On 4th July 1399, Henry Bolingbroke (later Henry IV) landed at Ravenspurn from France with 60 men, and was joined by the Earls of Northumberland (Percy) and Westmoreland (Neville), to claim the throne from Richard II. Photo shows memorial in Easington church.

On 4th July 1524, William Richerdson, husbandman, of North Newbald claimed sanctuary at the church of St John, Beverley, for the ‘murderation’ of Anthony Godsale, husbandman of Newbald.

On 4th July 1597, William Anlaby or Andleby, a Catholic convert born in Etton, returned to UK as a priest after training in France.   He ministered to Catholic prisoners in Hull. Executed at York as a Catholic missionary priest. Beatified by the Catholic church in 1929.

On 4th July 1642, Sir John Hotham, aware that the Royalists surrounded Hull and had tried to cut off the fresh water supply, gave orders to open the sluices and cut the Humber banks in Drypool and Myton, outside the walls. He told farmers to bring their cattle and goods into the town. Hull was virtually unassailable.

On 4th July 1643, after defeat by the Royalists at Adwalton Moor, Sir Thomas Fairfax retreated to the only Parliamentary stronghold left in Yorkshire, Hull, just a few days after Hotham’s arrest.bolingbroke memorial Easington. jpg

May 20th

On 20th May 1604, Jack Wright of Welwick, Thomas Percy, second cousin of the Duke of Northumberland, Robin Catesby, Tom Wintour and Guido (Guy) Fawkes met at the Duck and Drake Inn, Strand, London, and began the Gunpowder Plot, which eventually included 13 conspirators, including Jack’s younger brother Kit.

On 20th May 1816, Constable Thomas Pashby was fined 40s at the Tiger Inn, Beverley, for neglect of his duty as village constable in Ellerker, apparently for failing to bring defendants to court.

On 20th May 1910, Dora Whitehand, aged 2, drowned on a sofa when the house in Providence Place, Driffield, was flooded.

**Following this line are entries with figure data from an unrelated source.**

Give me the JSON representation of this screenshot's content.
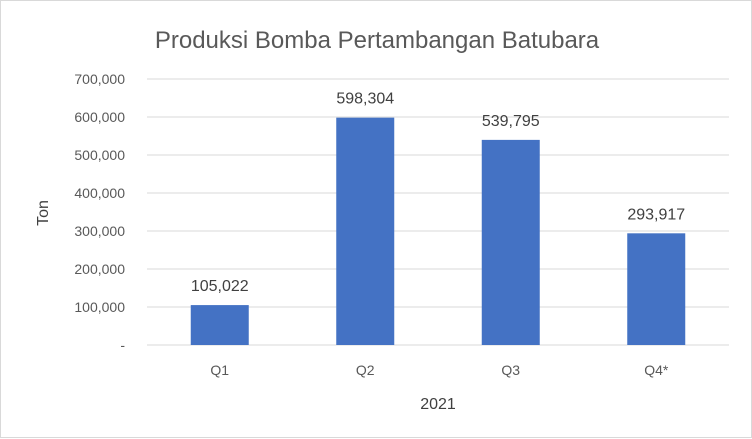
{
  "chart_data": {
    "type": "bar",
    "title": "Produksi Bomba Pertambangan Batubara",
    "xlabel": "2021",
    "ylabel": "Ton",
    "categories": [
      "Q1",
      "Q2",
      "Q3",
      "Q4*"
    ],
    "values": [
      105022,
      598304,
      539795,
      293917
    ],
    "data_labels": [
      "105,022",
      "598,304",
      "539,795",
      "293,917"
    ],
    "ylim": [
      0,
      700000
    ],
    "y_ticks": [
      0,
      100000,
      200000,
      300000,
      400000,
      500000,
      600000,
      700000
    ],
    "y_tick_labels": [
      "-",
      "100,000",
      "200,000",
      "300,000",
      "400,000",
      "500,000",
      "600,000",
      "700,000"
    ],
    "grid": true,
    "legend": "none",
    "bar_color": "#4472c4",
    "grid_color": "#d9d9d9"
  }
}
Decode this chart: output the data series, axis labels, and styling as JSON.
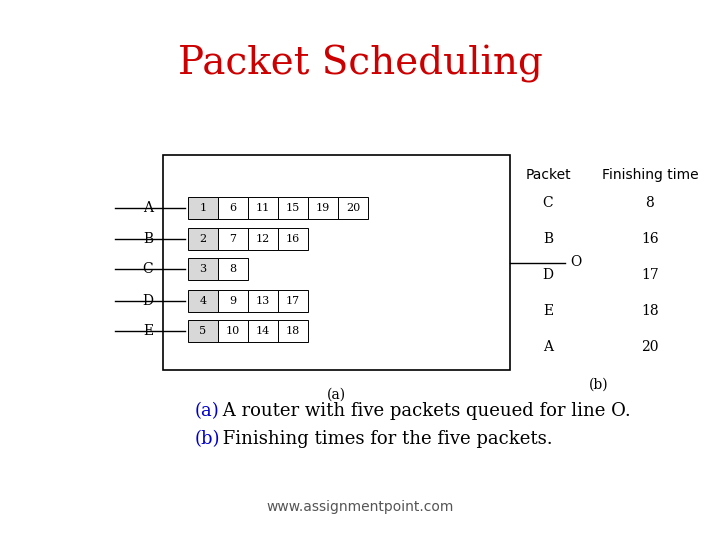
{
  "title": "Packet Scheduling",
  "title_fontsize": 28,
  "title_color": "#cc0000",
  "background_color": "#ffffff",
  "caption_line1_prefix": "(a)",
  "caption_line1_prefix_color": "#0000cc",
  "caption_line1_rest": " A router with five packets queued for line O.",
  "caption_line2_prefix": "(b)",
  "caption_line2_prefix_color": "#0000cc",
  "caption_line2_rest": " Finishing times for the five packets.",
  "caption_fontsize": 13,
  "website": "www.assignmentpoint.com",
  "website_fontsize": 10,
  "queues": [
    {
      "label": "A",
      "packets": [
        "1",
        "6",
        "11",
        "15",
        "19",
        "20"
      ]
    },
    {
      "label": "B",
      "packets": [
        "2",
        "7",
        "12",
        "16"
      ]
    },
    {
      "label": "C",
      "packets": [
        "3",
        "8"
      ]
    },
    {
      "label": "D",
      "packets": [
        "4",
        "9",
        "13",
        "17"
      ]
    },
    {
      "label": "E",
      "packets": [
        "5",
        "10",
        "14",
        "18"
      ]
    }
  ],
  "table_header": [
    "Packet",
    "Finishing time"
  ],
  "table_data": [
    [
      "C",
      "8"
    ],
    [
      "B",
      "16"
    ],
    [
      "D",
      "17"
    ],
    [
      "E",
      "18"
    ],
    [
      "A",
      "20"
    ]
  ],
  "label_a": "(a)",
  "label_b": "(b)"
}
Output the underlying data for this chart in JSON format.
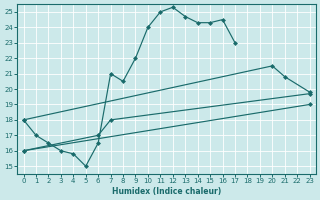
{
  "bg_color": "#cce9ea",
  "line_color": "#1a6b6b",
  "xlabel": "Humidex (Indice chaleur)",
  "xlim": [
    -0.5,
    23.5
  ],
  "ylim": [
    14.5,
    25.5
  ],
  "xticks": [
    0,
    1,
    2,
    3,
    4,
    5,
    6,
    7,
    8,
    9,
    10,
    11,
    12,
    13,
    14,
    15,
    16,
    17,
    18,
    19,
    20,
    21,
    22,
    23
  ],
  "yticks": [
    15,
    16,
    17,
    18,
    19,
    20,
    21,
    22,
    23,
    24,
    25
  ],
  "curve1_x": [
    0,
    1,
    2,
    3,
    4,
    5,
    6,
    7,
    8,
    9,
    10,
    11,
    12,
    13,
    14,
    15,
    16,
    17
  ],
  "curve1_y": [
    18,
    17,
    16.5,
    16.0,
    15.8,
    15.0,
    16.5,
    21.0,
    20.5,
    22.0,
    24.0,
    25.0,
    25.3,
    24.7,
    24.3,
    24.3,
    24.5,
    23.0
  ],
  "curve2_x": [
    0,
    20,
    21,
    23
  ],
  "curve2_y": [
    18.0,
    21.5,
    20.8,
    19.8
  ],
  "curve3_x": [
    0,
    6,
    7,
    23
  ],
  "curve3_y": [
    16.0,
    17.0,
    18.0,
    19.7
  ],
  "curve4_x": [
    0,
    23
  ],
  "curve4_y": [
    16.0,
    19.0
  ]
}
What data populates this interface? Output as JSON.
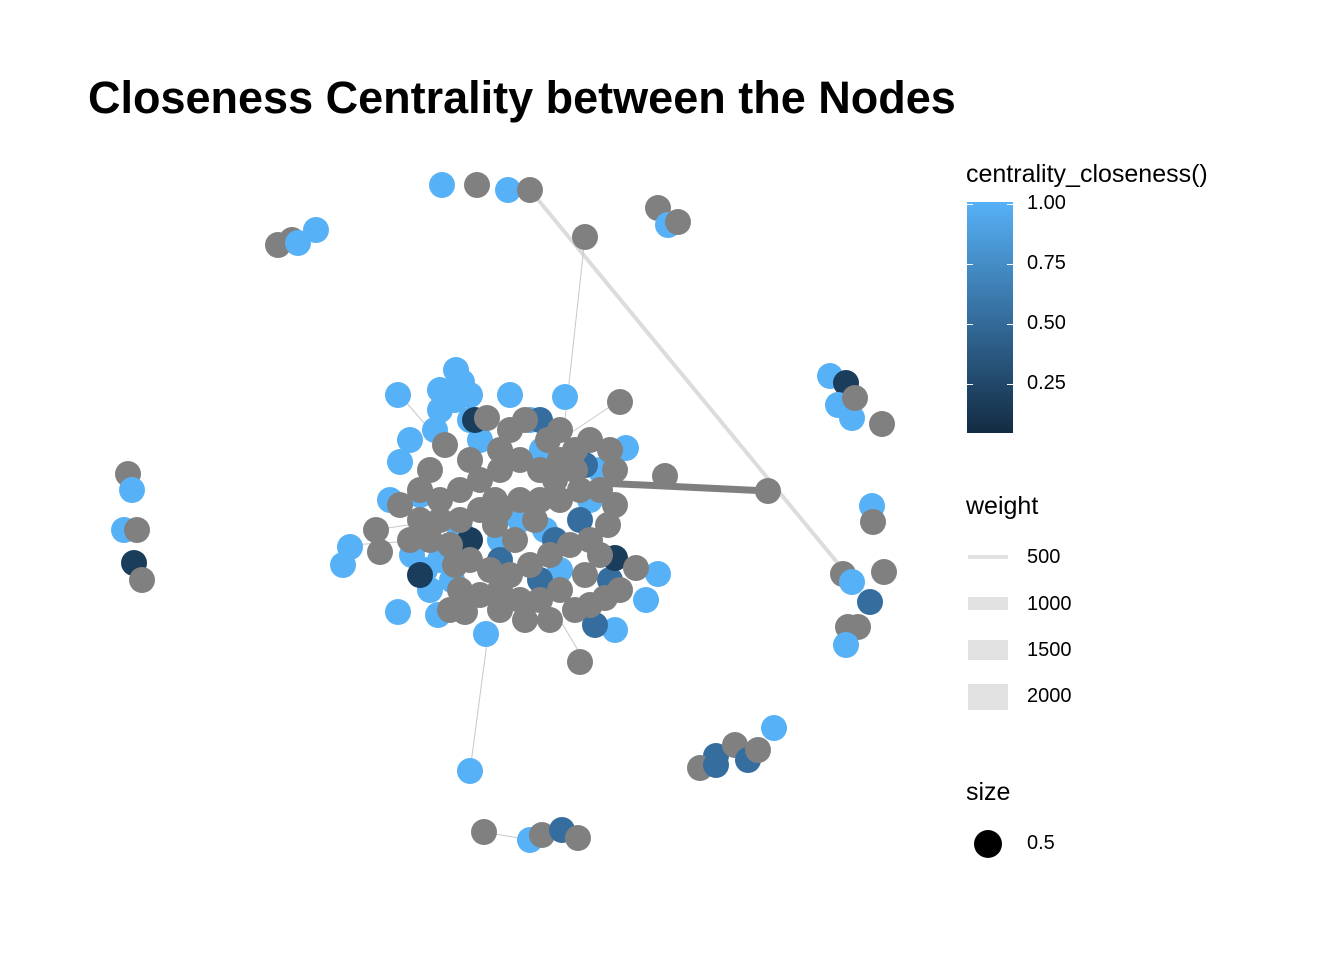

A cloudburst in Cowlam sent a torrent of water down the valley, flooding hundreds of houses to a depth of 6 feet. 2” rain fell in Driffield in an hour. Bridges were damaged, and the furnaces at the gasworks were extinguished. Weaverthorpe was submerged in mud; Helperthorpe and Elmswell were also affected.

On 20th May 1917, Francis Acaster, carpenter, aged 65 of Francis Terrace, Hull, was killed by enemy action whilst a merchant seaman, returning to Hull from Bombay on board SS Tycho of Hull, off Beachy Head.

On 20th May 1941, Dr R.H. Moyes. Voluntary Medical Officer to Civil Defence was awarded the British Empire Medal for gallantry during an air raid.